Setelah sudah berlumut badan kami karena lamanya menunggu para calon ibu belanja, akhirnya mereka datang juga. Reina dan Yuli membawa jagung, sosis, ayam, dan beberapa bumbu makanan.

"Asiik, jadi pesta nih," kata Adrian.
"Kita bakar rumah Rendi!" saut Tito.
"Hahaha," lanjutnya dengan tertawa.
"Rumahku anti api!" ujarku.
"Hahaha."
"Udah lengkap semua nih, sekarang kita pulang," kata Reina.
"Siap komandan!" hormat Tito.

Setelah dari pasar, kami ke rumah Reina, ia ingin mengajak adiknya yang lucu itu, Firgo. Firgo keluar dari dalam rumahnya dan menghampiri kami.

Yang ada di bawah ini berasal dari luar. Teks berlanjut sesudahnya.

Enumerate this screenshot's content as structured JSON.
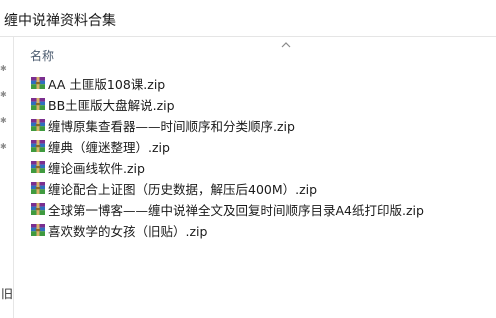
{
  "window": {
    "title": "缠中说禅资料合集"
  },
  "header": {
    "name_col": "名称"
  },
  "left_pane": {
    "cut_text": "旧"
  },
  "files": [
    "AA 土匪版108课.zip",
    "BB土匪版大盘解说.zip",
    "缠博原集查看器——时间顺序和分类顺序.zip",
    "缠典（缠迷整理）.zip",
    "缠论画线软件.zip",
    "缠论配合上证图（历史数据，解压后400M）.zip",
    "全球第一博客——缠中说禅全文及回复时间顺序目录A4纸打印版.zip",
    "喜欢数学的女孩（旧贴）.zip"
  ],
  "icons": {
    "file": "winrar-archive-icon",
    "pin": "pin-icon",
    "sort": "sort-up-icon"
  }
}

"Adiknya ganteng, nggak kayak kakaknya," kata Tito.
"Kan beda kelamin, To," ujarku.
"Hahaha."

Kemudian Reina izin ke ibunya untuk mengajak adiknya.

"Bu, aku ke rumah Rendi ya, Firgo aku bawa."
"Iyaa hati-hati, jangan nakal."

Adiknya yang menggemaskan itu akhirnya boleh diajak ke rumahku dan akan mengawal bidadarinya, Reina. Firgo itu orangnya pemalu sama seperti kakaknya yang pertama kali bertemu denganku. Ia hampir tidak pernah berbicara denganku, hanya senyuman dan tawanya saja yang dapat kulihat.